There was going to be a duplication of data, for a lot of platforms as it was possible to back-fill data from previous years which was a bonus. It was decided that a whole new naming convention was required (for channel groupings, channels, campaign placement, categorisation etc) so data from 2017 would be uploaded via Google sheets after a process of data manipulation. For most data sources it was possible to track back to 2017.
It’s a vast data set coming from a variety of sources, most will be automated there will be some that will have to be manually updated.
Which translated into a roadmap:
- Phase 1: Aligning the strategy and framework to data requirements and sources
- Phase 2: Map out the schema for all data sources with sample data set from the different sources
- Phase 3: Agree on new naming convention that can be used going forward and backfilled for past data
- Phase 4: Manually manipulating past Google Analytics, channel, and campaign data to align with new naming convention
- Phase 5: Setting up Big Query + pipelines from Supermetrics, Google Sheets and Python
- Phase 6: Building out dashboards and visualisations
The quality of data helps when it comes to measurement and modelling but also helps having richness of data for dashboards. The variety of dashboards required across marketing and the wider business was scary. The availability of data and good data provides a view that was not possible before. Some of the dashboards that provides a different context with it being automated, so the focus is on insights and optimisation:
- Match rate report: Validates quality of data
Worked on a solution to build a match rate report looking at revenue reported in Google Analytics v data warehouse. With the match-rate limit at 90% with Google Analytics data having no less then 10% discrepancy pic.twitter.com/1lFcivsFVL
— DIPESH SHAH (@mrdipeshashah) May 5, 2022
- Tracking budgets: Actual Spend v Delivered Spend
- Benchmarking: Being able to look at key metrics year on year, quarter on quarter and month on month performance
- Website funnel: Data coming from the data layer to build a funnel
- Sales split: View of where sales are coming from website or in-store
With the financial year ending in June 2023, the data collection / marketing data warehouse was completed by December 2022 allowing measurement to be front and centre for 2023. The first round of Econometrics will take 8 to 10 weeks with it delivered in April 2023, there would be a refresh and update in July 2023 to add H1 2023 data, delivered by August 2023.

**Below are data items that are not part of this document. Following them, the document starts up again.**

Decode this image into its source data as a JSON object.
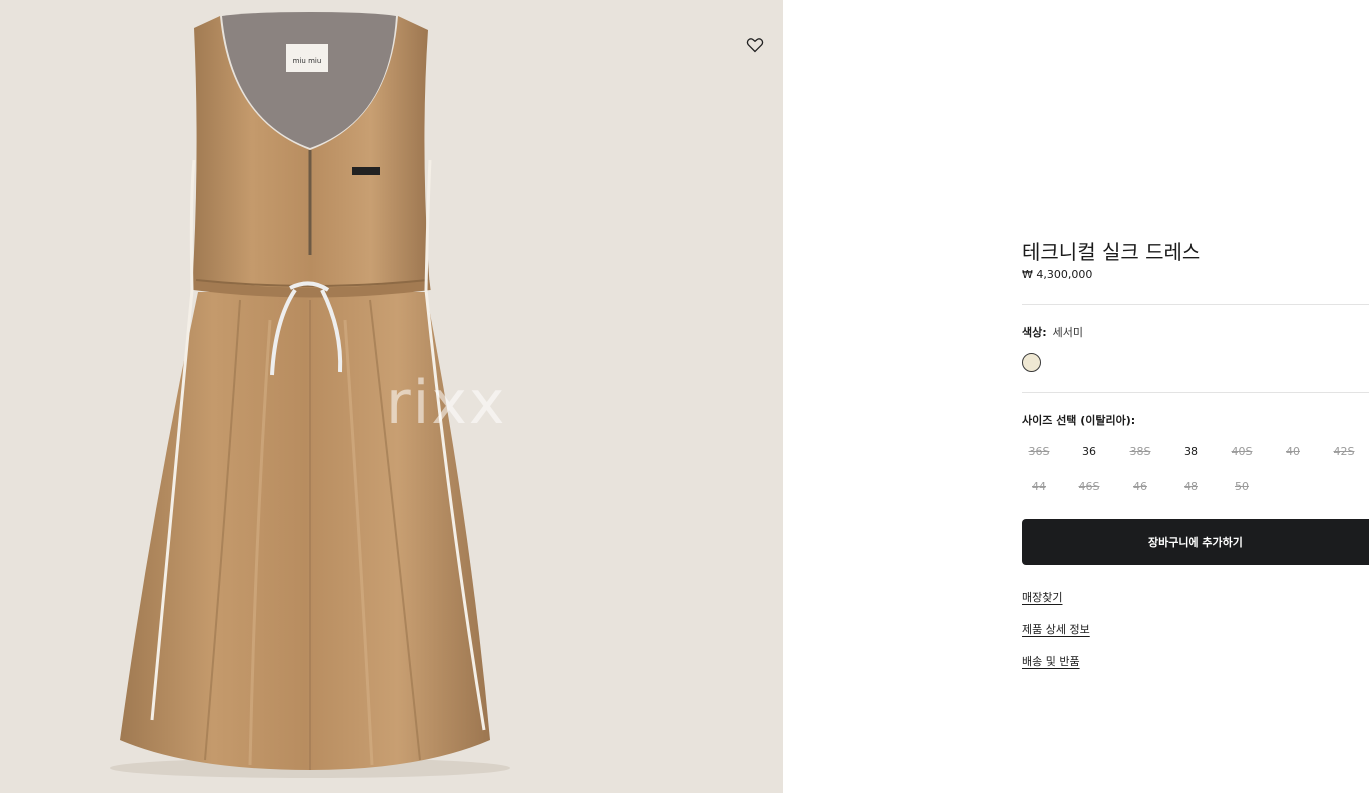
{
  "product": {
    "title": "테크니컬 실크 드레스",
    "price": "₩ 4,300,000",
    "brand_label": "miu miu",
    "watermark": "rixx"
  },
  "color": {
    "label": "색상:",
    "value": "세서미",
    "swatch_hex": "#efe8d3"
  },
  "size": {
    "label": "사이즈 선택 (이탈리아):",
    "options": [
      {
        "label": "36S",
        "available": false
      },
      {
        "label": "36",
        "available": true
      },
      {
        "label": "38S",
        "available": false
      },
      {
        "label": "38",
        "available": true
      },
      {
        "label": "40S",
        "available": false
      },
      {
        "label": "40",
        "available": false
      },
      {
        "label": "42S",
        "available": false
      },
      {
        "label": "44",
        "available": false
      },
      {
        "label": "46S",
        "available": false
      },
      {
        "label": "46",
        "available": false
      },
      {
        "label": "48",
        "available": false
      },
      {
        "label": "50",
        "available": false
      }
    ]
  },
  "actions": {
    "add_to_cart": "장바구니에 추가하기"
  },
  "links": {
    "store_finder": "매장찾기",
    "product_details": "제품 상세 정보",
    "shipping_returns": "배송 및 반품"
  },
  "icons": {
    "wishlist": "heart-icon"
  }
}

The aim is to do a 2nd round of Econometrics later in the calendar year complimented by other techniques mainly Share of Search and potentially Jones.

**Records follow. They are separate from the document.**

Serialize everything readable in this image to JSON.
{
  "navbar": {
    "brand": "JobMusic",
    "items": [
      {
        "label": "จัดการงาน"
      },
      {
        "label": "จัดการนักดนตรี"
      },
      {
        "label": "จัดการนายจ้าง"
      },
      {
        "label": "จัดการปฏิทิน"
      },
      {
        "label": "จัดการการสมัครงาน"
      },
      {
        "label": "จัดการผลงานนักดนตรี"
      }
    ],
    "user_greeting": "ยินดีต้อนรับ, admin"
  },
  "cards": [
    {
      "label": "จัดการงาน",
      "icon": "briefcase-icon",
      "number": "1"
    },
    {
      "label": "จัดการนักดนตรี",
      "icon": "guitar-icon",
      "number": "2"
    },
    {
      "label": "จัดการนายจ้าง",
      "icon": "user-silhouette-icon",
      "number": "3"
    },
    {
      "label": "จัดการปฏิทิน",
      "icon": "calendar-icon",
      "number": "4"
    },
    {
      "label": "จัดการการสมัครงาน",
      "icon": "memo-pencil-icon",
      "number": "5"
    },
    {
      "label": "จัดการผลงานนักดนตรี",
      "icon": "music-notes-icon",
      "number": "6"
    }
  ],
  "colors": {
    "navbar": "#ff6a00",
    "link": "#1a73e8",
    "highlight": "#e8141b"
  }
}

The Econometrics will evolve in terms of speed of delivery etc in the next 12 months hopefully footfall data will be added as a variable which will be interesting to see how it bridges the gap in understanding impact of campaigns to driving in-store sales. The insights coming out of Econometrics will allow Incrementality to go live in 24/25 then Brand Equity in 25/26 which is more aligned to the change in strategy and the data required.